L’Association des propriétaires terriens de l’île Motobé ( APTIM), dans le village de Motobé situé dans le département d’Alépé ( Sud ivoirien) et l’aménageur foncier Aimé Digbeu Akpalé, sont à couteaux tirés au sujet de la propriété d’une partie d’un site de plus de 600 hectares baptisé ‘’ Île Motobé’’ dont ce dernier dit détenir un arrêté de concession définitive ( ACD) ‘’ légalement acquis’’.
Les deux parties sont en procès devant le conseil d’État dont le verdict est attendu.
En conférence, à la maison de la presse d’Abidjan, le jeudi 26 février 2026, l’Association des propriétaires terriens de l’Île Motobé (APTIM) a affirmé que l’ACD de l’aménageur foncier Akpalé Aimé ‘’ est faux et n’est pas régulier’’.
‘’ L’ACD de M. Akpalé est faux et n’est pas régulier. Le protocole d’accord qu’il dit avoir signé avec les propriétaires terriens a été annulé. Son ACD a été également annulé et il a fait un recours devant le conseil d’État dont nous attendons le verdict’’, a expliqué N’Guessan N’Doumi André, le président de l’APTIM.
Poursuivant, le président de l’APTIM a appelé les populations victimes d'arnaque dans cette affaire ‘’ à se référer à M. Akpalé qui ne détient selon lui, ‘’ aucun droit de propriété sur l’Île Motobé’’.
‘’ L’attestation villageoise de 244 HA comporte la fausse signature du chef de village de Motobé qui n’a jamais reconnu la signature devant les autorités judiciaires et par sommation interpellative. L’ACD issu de ce titre foncier est annulé…Sur les ACD de M. Akpalé, est mentionnée la circonscription foncière de Motobé alors que c’est Alépé qui représente la circonscription foncière. Tous les titres fonciers ont la mention de la circonscription d’Alépé alors que l’ACD a la mention Motobé’’, a dit M. N’Guessan relevant des incohérences sur les documents.
Pour sa part, M. Aimé Digbeu Akpalé, qui est également directeur général de la société SOAF-ADA, s'est inscrit en faux dénonçant une tentative d’expropriation d’une partie de ce site de 600 hectares qu’il dit avoir acquis légalement depuis près d’une vingtaine d’années.
M. Akpalé s’est exprimé sur cette affaire le 16 janvier 2026 à Abidjan au cours d’une conférence de presse.
‘’ En 2007, le village de Motobé a signé avec moi un protocole d’accord portant sur un projet de lotissement et d’aménagement foncier d’une superficie initiale de 373 hectares, situé entre les deux ponts de Moossou. Dès le départ, nous avons fait le choix fondamental de nous soumettre rigoureusement à toute la procédure administrative, conformément aux lois de la République. C’est ainsi que, avant tout investissement lourd, nous avons obtenu l’approbation administrative du lotissement, puis l’Arrêté de Concession Définitive (ACD) de la parcelle concernée’’, a expliqué M. Akpalé.

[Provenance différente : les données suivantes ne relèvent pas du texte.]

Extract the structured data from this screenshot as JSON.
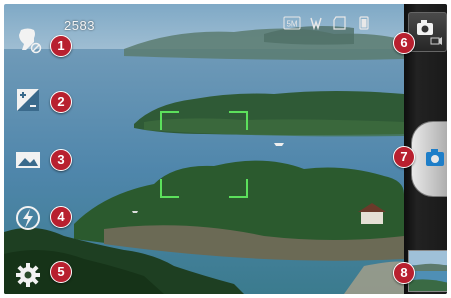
{
  "shot_count": "2583",
  "callouts": {
    "c1": "1",
    "c2": "2",
    "c3": "3",
    "c4": "4",
    "c5": "5",
    "c6": "6",
    "c7": "7",
    "c8": "8"
  },
  "status_icons": [
    "resolution-5m-icon",
    "white-balance-auto-icon",
    "memory-card-icon",
    "battery-icon"
  ],
  "left_controls": [
    "swap-lens-disabled-icon",
    "brightness-icon",
    "scene-mode-icon",
    "flash-auto-icon",
    "settings-icon"
  ],
  "right_controls": [
    "camera-video-mode-icon",
    "shutter-camera-icon",
    "gallery-thumbnail"
  ],
  "colors": {
    "callout_red": "#b8202f",
    "focus_green": "#5ce05c",
    "panel_dark": "#1a1a1a"
  }
}
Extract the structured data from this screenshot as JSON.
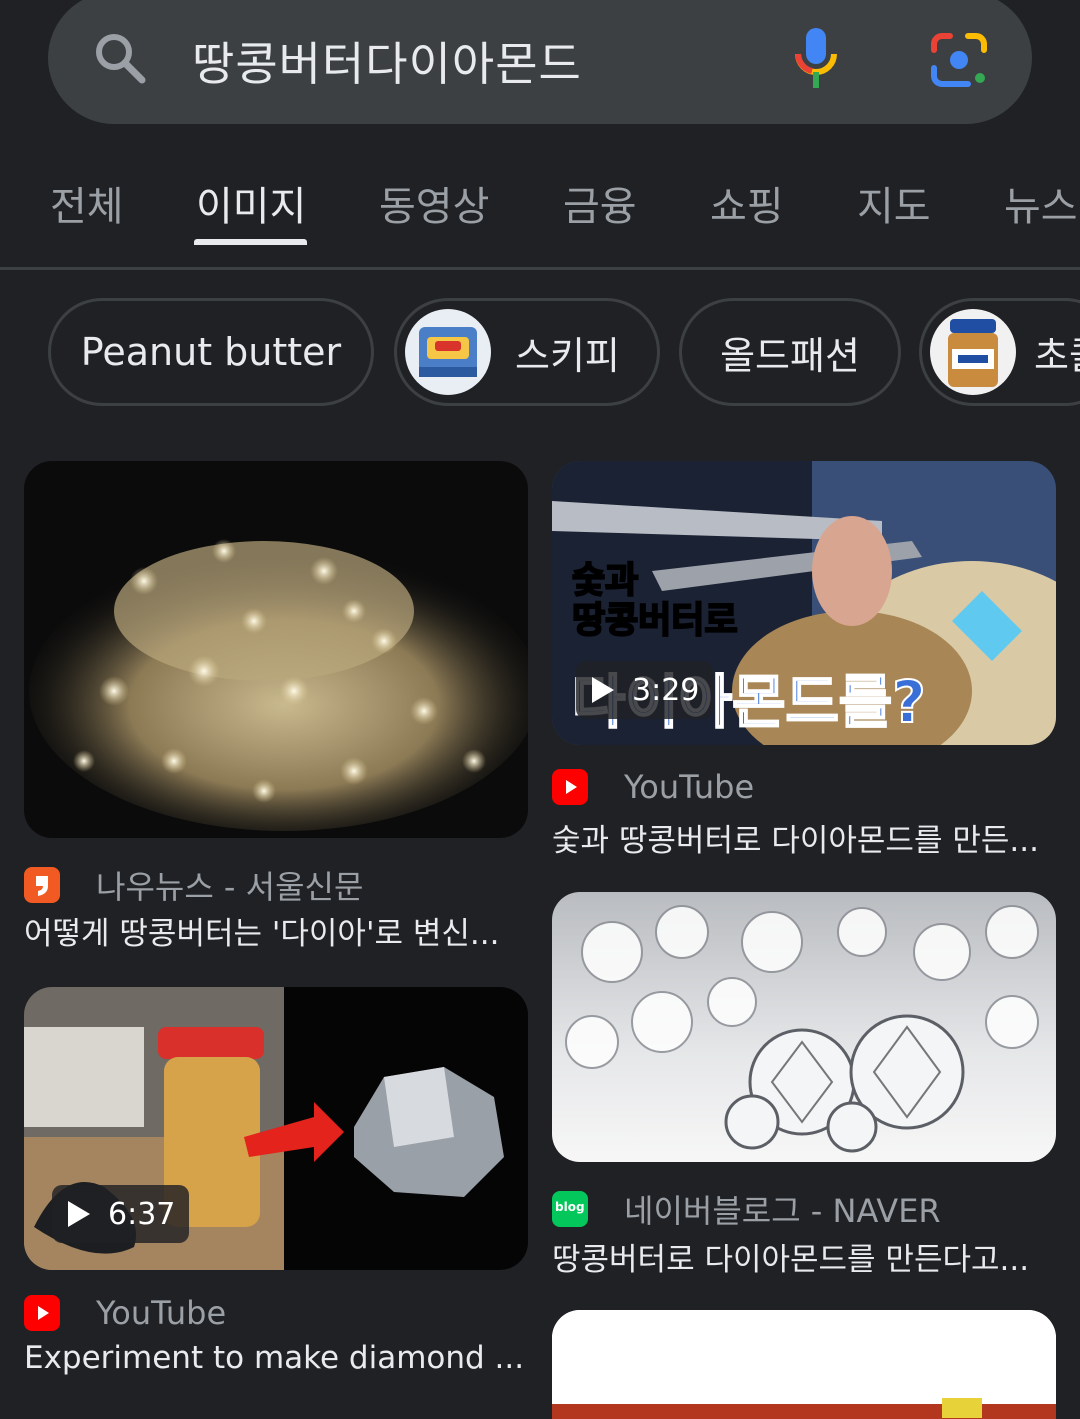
{
  "search": {
    "query": "땅콩버터다이아몬드"
  },
  "tabs": [
    {
      "label": "전체"
    },
    {
      "label": "이미지"
    },
    {
      "label": "동영상"
    },
    {
      "label": "금융"
    },
    {
      "label": "쇼핑"
    },
    {
      "label": "지도"
    },
    {
      "label": "뉴스"
    }
  ],
  "active_tab": "이미지",
  "chips": [
    {
      "label": "Peanut butter"
    },
    {
      "label": "스키피"
    },
    {
      "label": "올드패션"
    },
    {
      "label": "초콜"
    }
  ],
  "results": [
    {
      "source": "나우뉴스 - 서울신문",
      "title": "어떻게 땅콩버터는 '다이아'로 변신...",
      "source_icon": "nownews-icon"
    },
    {
      "source": "YouTube",
      "title": "숯과 땅콩버터로 다이아몬드를 만든...",
      "source_icon": "youtube-icon",
      "duration": "3:29",
      "thumb_text": {
        "line1": "숯과",
        "line2": "땅콩버터로",
        "line3": "다이아몬드를?"
      }
    },
    {
      "source": "YouTube",
      "title": "Experiment to make diamond ...",
      "source_icon": "youtube-icon",
      "duration": "6:37"
    },
    {
      "source": "네이버블로그 - NAVER",
      "title": "땅콩버터로 다이아몬드를 만든다고...",
      "source_icon": "naver-blog-icon",
      "icon_text": "blog"
    }
  ],
  "colors": {
    "background": "#202124",
    "searchbar": "#3c4043",
    "youtube_red": "#ff0000",
    "naver_green": "#03c75a",
    "nownews_orange": "#f15a22"
  }
}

Par ailleurs, il a précisé que toutes les personnes qui se sont présentées comme anciens occupants ou exploitants agricoles, affirmant avoir eu des plantations sur le site plusieurs décennies auparavant, ont été intégralement indemnisées à hauteur de 428 125 000 francs CFA.
‘’ Dix-huit ans après la signature du protocole d’accord, après avoir perçu leurs indemnisations, ces mêmes personnes reviennent aujourd’hui, sous la bannière d’une association, pour revendiquer la paternité d’une partie de l’extension de notre parcelle, en se réclamant du village de Motobé. Nous détenons l’ACD de l’extension concernée, d’une superficie de 2 446 850 m², par l’arrêté n°153780 en date du 20 août 2015’’, a-t-il également soutenu.
En outre, M. Akpalé a fait savoir que ce groupe de personnes ( les anciens occupants du site), a été débouté à deux reprises par les juridictions compétentes, en 2024 puis en 2025.
Mais, contre toute attente, a-t-il ajouté, ces derniers ont ensuite introduit un recours devant le Conseil d’État, visant l’annulation d’un certificat de mutation de propriété foncière cédé à l’un de ses partenaires.
‘’ Nous avons été surpris par une décision qui remet en cause un ACD délivré il y a plus de dix ans.
Cependant, nous faisons confiance à la justice de notre pays et avons engagé les recours appropriés, convaincus que le droit finira par être dit’’, a dit l’acquéreur affirmant qu’il a investi plus de 12 milliards de francs CFA d’investissements sur le site de l’Île Motobé.
M. Akpalé a conclu son speech en invitant les autorités compétentes à ‘’se rapprocher des villages de Motobé et de Moossou et même du ministère de la Construction, du Logement et de l'Urbanisme afin de mieux appréhender la réalité des faits’’.